First, generate a new variable that is the difference between before and after:

gen diff = after - before

Then, use the ttest command to compare this with zero:

ttest diff == 0

Interpret the output. If you still have your calculations from last week, compare with your results.

Note that you can do a paired-sample t-test in one step with the following:

ttest after == before

Hypothesis testing exam marks

Say that in last year's Leaving Cert English exam, the average mark achieved was 62.1%. A year later, the Dept of Education wants quick feedback on whether the standard has changed. A random sample of 100 scripts are assessed and marked. Their average mark is 65.2% with a standard deviation of 12.4%

Conduct a test of the hypothesis that the standard has changed, using a 95% level of confidence. Report and interpret your findings.

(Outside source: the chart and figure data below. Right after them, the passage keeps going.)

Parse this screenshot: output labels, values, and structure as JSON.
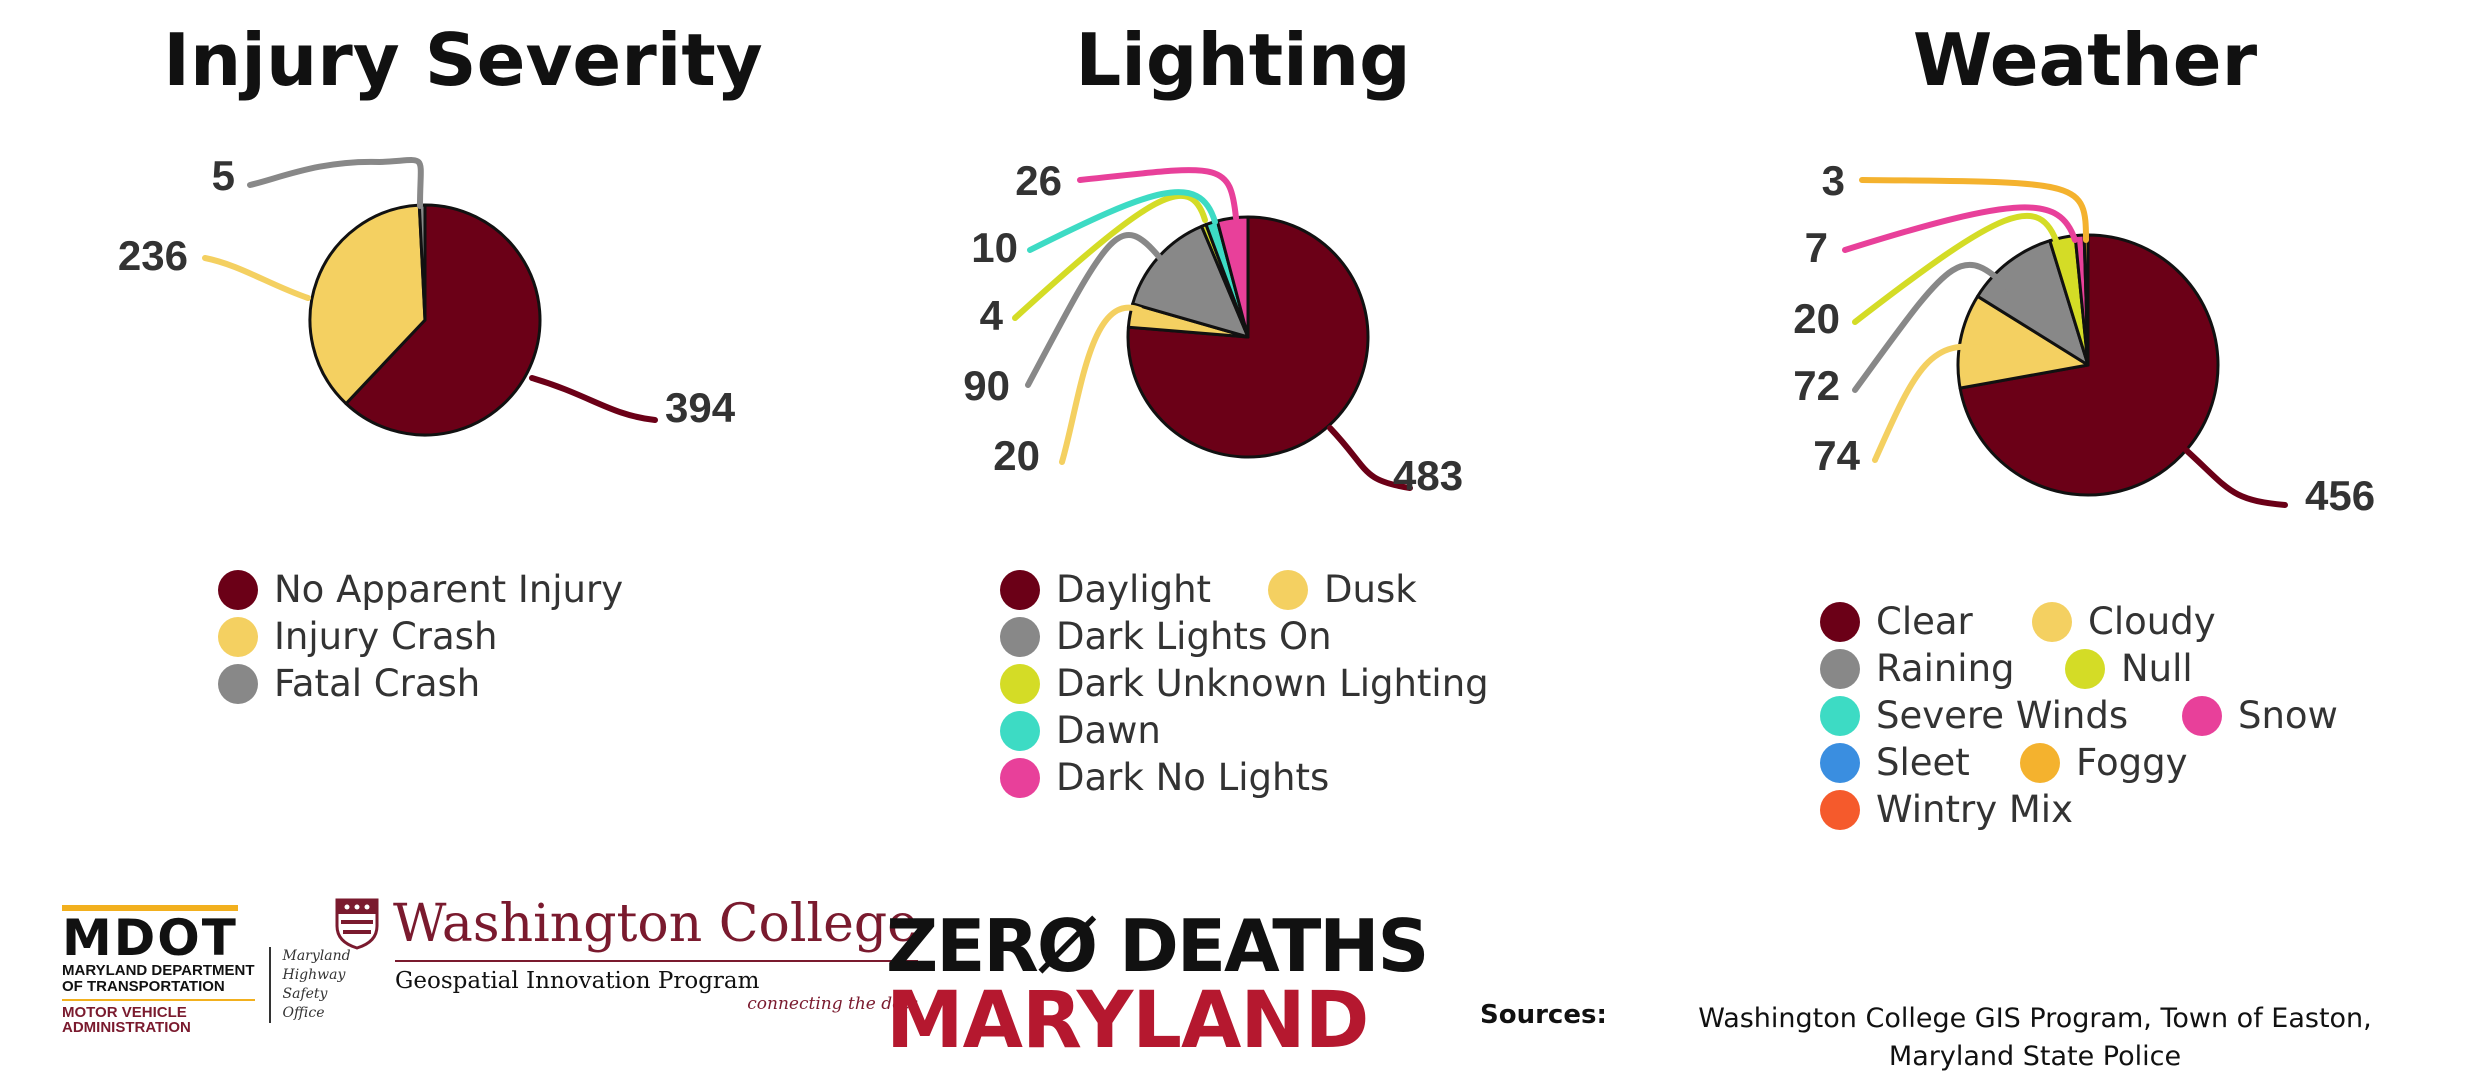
{
  "chart_data": [
    {
      "type": "pie",
      "title": "Injury Severity",
      "slices": [
        {
          "label": "No Apparent Injury",
          "value": 394,
          "color": "#6b0017"
        },
        {
          "label": "Injury Crash",
          "value": 236,
          "color": "#f4d061"
        },
        {
          "label": "Fatal Crash",
          "value": 5,
          "color": "#888888"
        }
      ],
      "legend": [
        {
          "label": "No Apparent Injury",
          "color": "#6b0017"
        },
        {
          "label": "Injury Crash",
          "color": "#f4d061"
        },
        {
          "label": "Fatal Crash",
          "color": "#888888"
        }
      ]
    },
    {
      "type": "pie",
      "title": "Lighting",
      "slices": [
        {
          "label": "Daylight",
          "value": 483,
          "color": "#6b0017"
        },
        {
          "label": "Dusk",
          "value": 20,
          "color": "#f4d061"
        },
        {
          "label": "Dark Lights On",
          "value": 90,
          "color": "#888888"
        },
        {
          "label": "Dark Unknown Lighting",
          "value": 4,
          "color": "#d4dc26"
        },
        {
          "label": "Dawn",
          "value": 10,
          "color": "#3ddbc4"
        },
        {
          "label": "Dark No Lights",
          "value": 26,
          "color": "#e8409a"
        }
      ],
      "legend": [
        {
          "label": "Daylight",
          "color": "#6b0017"
        },
        {
          "label": "Dusk",
          "color": "#f4d061"
        },
        {
          "label": "Dark Lights On",
          "color": "#888888"
        },
        {
          "label": "Dark Unknown Lighting",
          "color": "#d4dc26"
        },
        {
          "label": "Dawn",
          "color": "#3ddbc4"
        },
        {
          "label": "Dark No Lights",
          "color": "#e8409a"
        }
      ]
    },
    {
      "type": "pie",
      "title": "Weather",
      "slices": [
        {
          "label": "Clear",
          "value": 456,
          "color": "#6b0017"
        },
        {
          "label": "Cloudy",
          "value": 74,
          "color": "#f4d061"
        },
        {
          "label": "Raining",
          "value": 72,
          "color": "#888888"
        },
        {
          "label": "Null",
          "value": 20,
          "color": "#d4dc26"
        },
        {
          "label": "Snow",
          "value": 7,
          "color": "#e8409a"
        },
        {
          "label": "Foggy",
          "value": 3,
          "color": "#f4b22e"
        }
      ],
      "legend": [
        {
          "label": "Clear",
          "color": "#6b0017"
        },
        {
          "label": "Cloudy",
          "color": "#f4d061"
        },
        {
          "label": "Raining",
          "color": "#888888"
        },
        {
          "label": "Null",
          "color": "#d4dc26"
        },
        {
          "label": "Severe Winds",
          "color": "#3ddbc4"
        },
        {
          "label": "Snow",
          "color": "#e8409a"
        },
        {
          "label": "Sleet",
          "color": "#3a8ee0"
        },
        {
          "label": "Foggy",
          "color": "#f4b22e"
        },
        {
          "label": "Wintry Mix",
          "color": "#f55a2c"
        }
      ]
    }
  ],
  "logos": {
    "mdot": {
      "mark": "MDOT",
      "line1": "MARYLAND DEPARTMENT",
      "line2": "OF TRANSPORTATION",
      "line3": "MOTOR VEHICLE",
      "line4": "ADMINISTRATION",
      "office1": "Maryland",
      "office2": "Highway",
      "office3": "Safety",
      "office4": "Office"
    },
    "washington_college": {
      "name": "Washington College",
      "program": "Geospatial Innovation Program",
      "tagline": "connecting the dots"
    },
    "zero_deaths": {
      "line1": "ZERØ DEATHS",
      "line2": "MARYLAND"
    }
  },
  "sources": {
    "label": "Sources:",
    "line1": "Washington College GIS Program, Town of Easton,",
    "line2": "Maryland State Police"
  }
}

Independent Sample t-test in Stata

Load the following file, which contains information on gender and work hours for a UK sample (use http://teaching.sociology.ul.ie/so5041/labs/week11a). Use summaries and graphs to get a sense of the male-female differences, and then use an independent sample t-test (i.e., ttest varname, by(groupvar), replacing varname and groupvar with the names of the appropriate variables).

Comparing distributions

You can visually compare the two workhours distributions with these commands:

hist ojbhrs, by(osex)
kdensity ojbhrs if osex==1, addplot(kdensity ojbhrs if osex==2)

The distributions have quite different shapes. However, with this large sample, you will notice that running the t-test with the unequal option makes very little difference.

Testing proportions in Stata

Refer to the extract of the school-leavers' survey:

use https://teaching.sociology.ul.ie/so5041/labs/example6

According to CSO population estimates, the proportion female in the relevant age group in the population was 48.4% when this survey was collected. Calculate the proportion female in the data, and construct a confidence interval around it. Is there any evidence that the sample was drawn from a population with a different proportion? In other words, is this sample consistent with (representative of) the contemporary population?

Do this by hand first, then get Stata to do the work. The prtest is analogous to the ttest command.

gen female = sex == 2
prtest female == 0.484

Your results should be very close but not identical, as prtest does not use the normal approximation.

Comparing proportions across groups

With the same data, calculate the proportion unemployed or looking for a first job, and compare it by sex:

recode empstat 1=0 2/3=1 4/99=0, gen(ue)
tab sex ue, row

There is apparently a difference in the proportion unemployed between men and women. Do prtest, by(sex) to test this, and interpret the result.

Then run a chi-sq on the table, and compare the inferences:

tab sex ue, chi row

That is, comparing a proportion over two groups is actually creating a 2-by-2 table, and the inferences from the prtest and the chi-sq test should be the same.